Now, businesses will transition to SaaS first, cloud second and IaaS third, according to Warrilow. It's important to make sure they aren't just indulging on moving workloads from one location to another, but rather transforming with the full benefits the cloud has to offer.
The API economy will be particularly transformational to cloud computing in the coming years, according to Warrilow, even if it isn't a popular topic of conversation right now. By 2020 and beyond, edge computing will also come into the mix, and hybrid and PaaS will refactor existing applications.

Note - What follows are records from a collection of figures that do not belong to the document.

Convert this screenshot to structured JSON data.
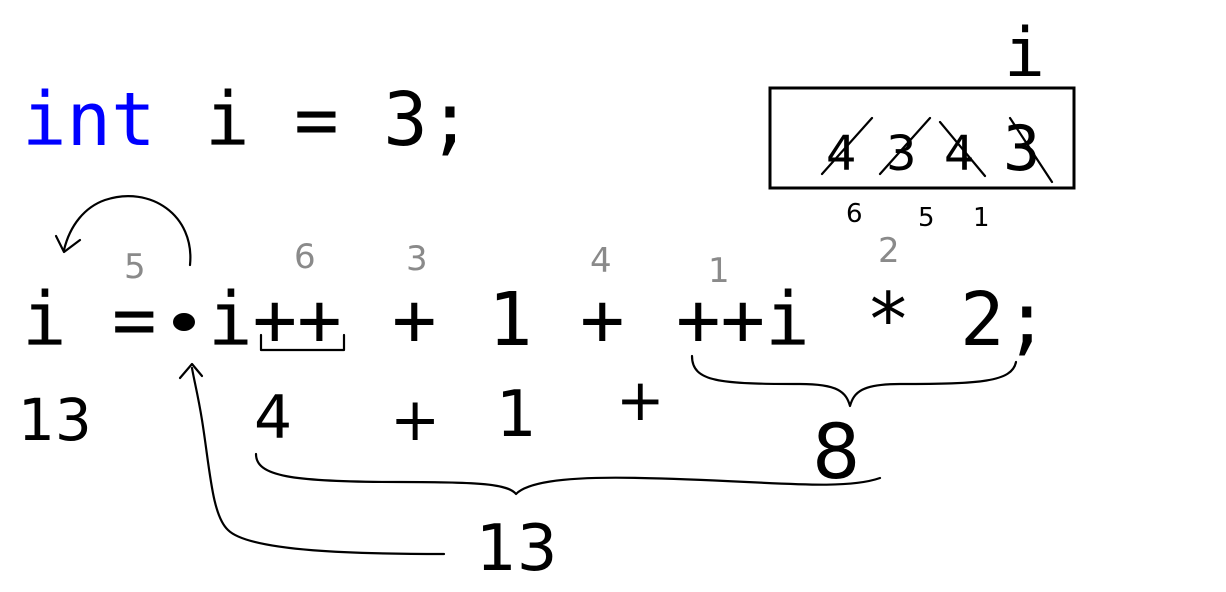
{
  "line1": {
    "keyword": "int",
    "rest": "i = 3;"
  },
  "var_box": {
    "label": "i",
    "history": [
      "4",
      "3",
      "4"
    ],
    "current": "3",
    "step_labels": [
      "6",
      "5",
      "1"
    ]
  },
  "line2": {
    "lhs": "i",
    "assign": "=",
    "operand1": "i++",
    "plus1": "+",
    "operand2": "1",
    "plus2": "+",
    "operand3": "++i",
    "mult": "*",
    "operand4": "2;"
  },
  "order_labels": {
    "assign": "5",
    "postinc": "6",
    "plus1": "3",
    "plus2": "4",
    "preinc": "1",
    "mult": "2"
  },
  "annotations": {
    "result_lhs": "13",
    "val_postinc": "4",
    "plus_a": "+",
    "val_one": "1",
    "plus_b": "+",
    "val_product": "8",
    "sum": "13"
  },
  "colors": {
    "keyword": "#0000ff",
    "text": "#000000",
    "order": "#8a8a8a"
  }
}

The belief that there is some simple, magical cloud-first approach is misplaced, according to Warrilow. The cloud is a lot of things and changing every year, and companies are keying in on software capabilities.
SaaS-based ecosystems will emerge that connect organizations in real-time, promote intercompany collaboration and support analytics, according to Forrester Research. Industries such as government, healthcare and manufacturing will be early candidates for strong information sharing and collaboration needs supported by these ecosystems.
More focus on PaaS, serverless and containers
While IaaS and SaaS have moved through the Gartner Hype Cycle to the "plateau of productivity," PaaS is still lingering in the "slope of enlightenment," two to five years away from the plateau.
PaaS is being pushed from below by infrastructure but also squeezed from above, according to Warrilow. The Salesforce-MuleSoft acquisition is a good example of this.
In 2019, PaaS strategy will have to balance the experiences of "Day 1," the building and deploying, with "Day 2," the governance, according to Forrester Research. Businesses will have to decide whether to remain cloud neutral or get their PaaS from a provider.
The industry is seeing a lot more innovation in hybrid PaaS, containers and microservices, according to Warrilow. PaaS, the "glue between infrastructure and application," and these other technologies offer huge transformational benefit for businesses.
Containers, kubernetes and serverless computing offer distinct advantages for enterprise computing based on scaling, cost and what a business needs virtualized..
With containers, businesses don't have to build from scratch and can instead leverage scalable, distributed services from public PaaS, according to Warrilow.
For Kubernetes, 2019 will be all about making the orchestration management platform easier to deploy, monitor, secure and scale alongside the rapid growth in enterprise-ready container platforms.
These technologies will reshape core enterprise applications and help companies roll out digitally-native platforms that span across clouds, according to Forrester.
Cloud changes affect team organization
Cloud will continue to disrupt not only how enterprises compute, but how IT pros work. Everything is speeding up, and teams have to adjust to a faster cycle and more complex computing environment.
Cloud helps a company reduce technical debt and quicken innovation and agility, which will have natural repercussions in organizational structure. The structure of the modern IT organization as it adopts the cloud has been a growing focus for many client inquiries, according to Warrilow, who expects this trend to continue well into 2019 and beyond.
A continuation of lift and shift projects would not serve many businesses well because it fails to unlock the full potential of the cloud, Warrilow said. The cloud isn't just about saving money, and businesses that succeed approach it in terms of what value can the cloud unlock that traditional computing approaches cannot.
Businesses approaching cloud just from a cost savings perspective demonstrate that the value proposition isn’t based on what technology and information can bring to the business.
Businesses will also have to refocus procurement, turning more focus onto consumption and expense management, he said. Businesses that want to increase use of the cloud need to be able to show they can handle unpredictable consumption and demonstrate value quickly.
Correction: This article has been updated to reflect that IBM has acquired Red Hat for $34 billion.